Michael Macagnone, CQ-Roll Call on

Published in News & Features

WASHINGTON — A federal judge in Washington sounded skeptical Wednesday about President Donald Trump’s power to fire a federal watchdog official without cause — and aware that the Supreme Court will quickly review whatever she decides.

Judge Amy Berman Jackson of the U.S. District Court for the District of Columbia, after a hearing, gave herself until Saturday to decide how to rule on Special Counsel Hampton Dellinger’s legal challenge to his removal, possibly including a permanent order reinstating him.

Jackson extended her previous temporary restraining order that reinstated Dellinger, which otherwise would have expired Wednesday. The Trump administration had appealed that order to the Supreme Court, which decided to hold that appeal “in abeyance” and wait to see what Jackson did next.

“I am somewhat aware there’s a clock ticking. There are people tapping their feet that aren’t usually paying the slightest bit of attention to what’s going on in this building,” Jackson said during the hearing.

Jackson sounded open to an order that would keep Dellinger in place as head of an office that protects whistleblowers and federal employees more broadly within the executive branch.

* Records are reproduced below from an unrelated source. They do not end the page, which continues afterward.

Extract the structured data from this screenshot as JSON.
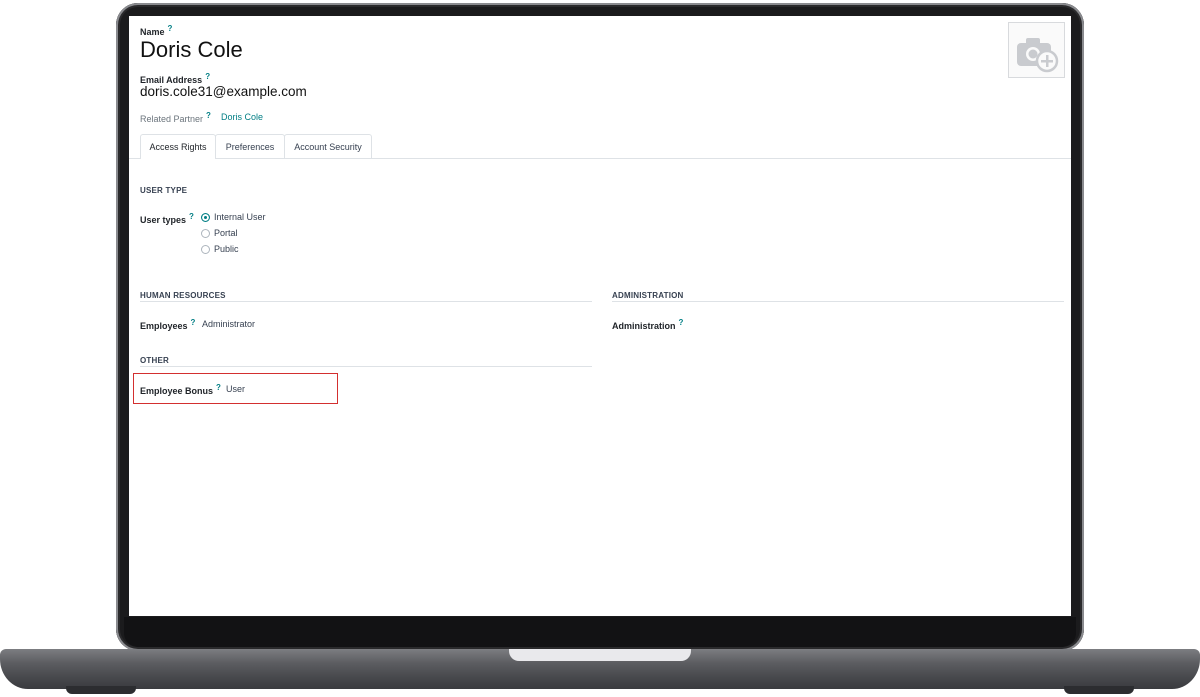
{
  "form": {
    "name_label": "Name",
    "name_value": "Doris Cole",
    "email_label": "Email Address",
    "email_value": "doris.cole31@example.com",
    "related_partner_label": "Related Partner",
    "related_partner_value": "Doris Cole",
    "help_mark": "?"
  },
  "avatar": {
    "icon": "camera-plus-icon"
  },
  "tabs": [
    {
      "label": "Access Rights",
      "active": true
    },
    {
      "label": "Preferences",
      "active": false
    },
    {
      "label": "Account Security",
      "active": false
    }
  ],
  "user_type": {
    "section_title": "USER TYPE",
    "field_label": "User types",
    "options": [
      {
        "label": "Internal User",
        "selected": true
      },
      {
        "label": "Portal",
        "selected": false
      },
      {
        "label": "Public",
        "selected": false
      }
    ]
  },
  "human_resources": {
    "section_title": "HUMAN RESOURCES",
    "employees_label": "Employees",
    "employees_value": "Administrator"
  },
  "administration": {
    "section_title": "ADMINISTRATION",
    "administration_label": "Administration"
  },
  "other": {
    "section_title": "OTHER",
    "bonus_label": "Employee Bonus",
    "bonus_value": "User"
  },
  "colors": {
    "accent": "#017e84",
    "highlight": "#d32f2f"
  }
}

Congress passed a law requiring that the special counsel could only be removed for cause.

Jackson said the Supreme Court has previously ruled that presidents have the power to fire officials, but she saw the Office of Special Counsel as potentially different from other executive agencies.

“This just seems to be different from every other agency, every other situation addressed by the court,” Jackson said.

Jackson pointed out that the nature of Dellinger’s role as a whistleblower advocate seems “inextricably linked to the independence of the person serving the function” when Congress set up the office.

“Isn’t the point of the statute that the person be independent and not be chilled by the threat of arbitrary and summary removal?” Jackson asked.

 

And she questioned what the harm would be of keeping Dellinger in the role, since whistleblower protection has gotten bipartisan support in Congress.

Madeline McMahon of the Justice Department argued that the Supreme Court has previously held that presidents have the power to fire the heads of executive agencies with a single director. McMahon also protested the suggestion that Jackson could extend the order keeping Dellinger in office.

“An order would be an extension of an unprecedented intrusion on the president’s authority,” McMahon said. “This confers an irreparable harm on the government and we are not able to agree.”

The fight over Dellinger’s firing has become one of the most high-profile struggles over Trump’s effort to reshape the executive branch, including dramatically reducing the federal workforce.

Since Jackson reinstated him, Dellinger recommended that the firing of thousands of the federal government’s “probationary” employees be stopped, as the dismissals likely violated federal law.

The Merit Systems Protection Board responded Tuesday by putting a hold on the firing of six employees who sued over their removals.

Dellinger praised the MSPB decision in a statement issued Tuesday and said the board should extend the pauses to the thousands of probationary employees fired by Trump officials.

“Agency leaders should know that OSC will continue to pursue allegations of unlawful personnel actions, which can include asking MSPB for relief for a broader group of fired probationary employees,” the statement said.